Lunenburg
"The Bluenose II is docked here when she's not at sea, and I walked around her twice before I noticed I was doing so."
I came over the hill on the approach from Bridgewater and the town appeared below me like an argument for colour — red houses, yellow houses, green houses, deep blue trim, all of them climbing the ridge from the harbour in a cascade that managed to look both Victorian and almost Scandinavian at the same time. Lunenburg is a UNESCO World Heritage Site and it has earned that designation not through preservation but through a kind of collective agreement among its residents to keep building and painting as their German Protestant ancestors did when they arrived here in 1753. The result is the most beautiful small town on the Atlantic coast, and it knows it, and you forgive it for knowing it because the thing itself is genuinely extraordinary.

The Fisheries Museum of the Atlantic sits on the waterfront and is one of those museums that makes three hours feel like thirty minutes. The exhibits on the Grand Banks cod fishery — the dories, the trawl lines, the photographs of men hauling ice-stiffened nets at four in the morning — carry the particular weight of an industry that destroyed itself through its own success. Downstairs, you can walk through a restored saltbank schooner and understand how men lived at sea for weeks at a time in spaces not much larger than a generous wardrobe. The Bluenose II, the replica of Nova Scotia’s famous racing schooner, is sometimes docked here when not on tour — a 143-foot wooden vessel of such sheer elegance that I walked around it twice before I noticed I was doing so.
The food in Lunenburg is unpretentious and excellent. Lunenburg sausage is a local institution — a dense, heavily spiced smoked sausage of German origin that you can buy at the fishmonger in vacuum bags or order at any diner in town, usually with eggs and rye toast. Solomon Gundy — pickled herring with onions — appears on every menu and rewards the adventurous. The smokehouse on the harbour road does finnan haddie, smoked haddock that tastes like it was invented specifically to eat with a cup of strong tea on a grey morning, which is most mornings here. At night, the restaurants along Montague Street fill with local fishers and visiting sailors, and the conversations tend toward the ocean.

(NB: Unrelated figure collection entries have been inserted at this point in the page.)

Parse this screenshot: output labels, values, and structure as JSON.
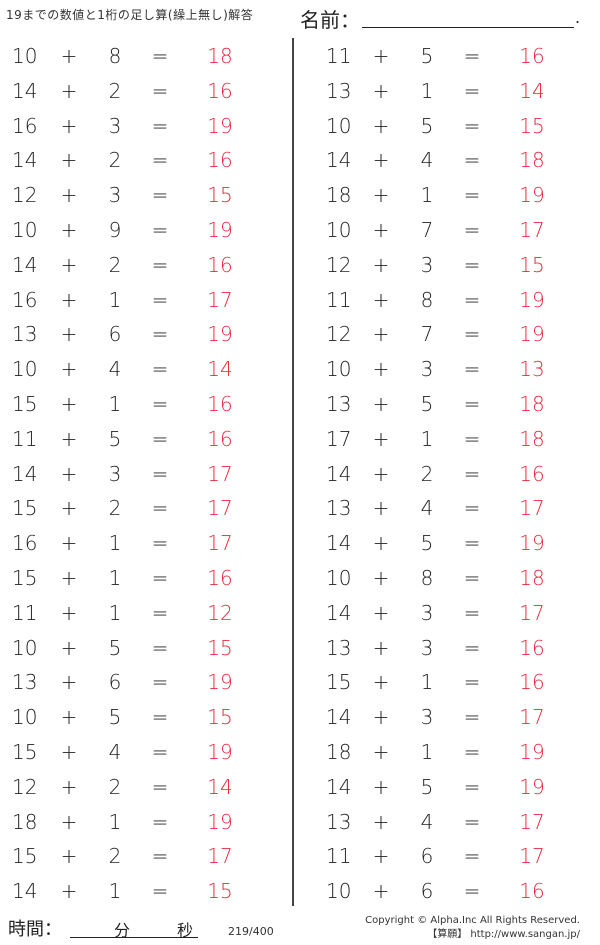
{
  "header": {
    "title": "19までの数値と1桁の足し算(繰上無し)解答",
    "name_label": "名前：",
    "name_end": "."
  },
  "footer": {
    "time_label": "時間：",
    "minutes": "分",
    "seconds": "秒",
    "page": "219/400",
    "copyright": "Copyright © Alpha.Inc All Rights Reserved.",
    "site": "【算願】 http://www.sangan.jp/"
  },
  "symbols": {
    "plus": "+",
    "equals": "="
  },
  "colors": {
    "answer": "#e8283c"
  },
  "problems": {
    "left": [
      [
        10,
        8,
        18
      ],
      [
        14,
        2,
        16
      ],
      [
        16,
        3,
        19
      ],
      [
        14,
        2,
        16
      ],
      [
        12,
        3,
        15
      ],
      [
        10,
        9,
        19
      ],
      [
        14,
        2,
        16
      ],
      [
        16,
        1,
        17
      ],
      [
        13,
        6,
        19
      ],
      [
        10,
        4,
        14
      ],
      [
        15,
        1,
        16
      ],
      [
        11,
        5,
        16
      ],
      [
        14,
        3,
        17
      ],
      [
        15,
        2,
        17
      ],
      [
        16,
        1,
        17
      ],
      [
        15,
        1,
        16
      ],
      [
        11,
        1,
        12
      ],
      [
        10,
        5,
        15
      ],
      [
        13,
        6,
        19
      ],
      [
        10,
        5,
        15
      ],
      [
        15,
        4,
        19
      ],
      [
        12,
        2,
        14
      ],
      [
        18,
        1,
        19
      ],
      [
        15,
        2,
        17
      ],
      [
        14,
        1,
        15
      ]
    ],
    "right": [
      [
        11,
        5,
        16
      ],
      [
        13,
        1,
        14
      ],
      [
        10,
        5,
        15
      ],
      [
        14,
        4,
        18
      ],
      [
        18,
        1,
        19
      ],
      [
        10,
        7,
        17
      ],
      [
        12,
        3,
        15
      ],
      [
        11,
        8,
        19
      ],
      [
        12,
        7,
        19
      ],
      [
        10,
        3,
        13
      ],
      [
        13,
        5,
        18
      ],
      [
        17,
        1,
        18
      ],
      [
        14,
        2,
        16
      ],
      [
        13,
        4,
        17
      ],
      [
        14,
        5,
        19
      ],
      [
        10,
        8,
        18
      ],
      [
        14,
        3,
        17
      ],
      [
        13,
        3,
        16
      ],
      [
        15,
        1,
        16
      ],
      [
        14,
        3,
        17
      ],
      [
        18,
        1,
        19
      ],
      [
        14,
        5,
        19
      ],
      [
        13,
        4,
        17
      ],
      [
        11,
        6,
        17
      ],
      [
        10,
        6,
        16
      ]
    ]
  }
}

The architecture rewards prolonged attention. The “Lunenburg bump” — the five-sided dormer window that protrudes from the second storey of the oldest houses — is a local idiosyncrasy that appears on dozens of buildings, and walking the streets looking for variations on it is an excellent way to spend a slow morning. The colour combinations are not accidental: the original settlers brought Germanic colour traditions with them, and successive generations have been updating rather than departing from them, which gives the town a chromatic coherence that no heritage committee could have engineered.
When to go: June through September offers the best weather and the town at its most alive. The Folk Harbour Festival in August draws musicians from across the Maritime provinces and turns the waterfront into a weekend of unexpected late-night sessions. September is quieter but deeply pleasant — the tour buses thin and you can walk the streets at your own pace.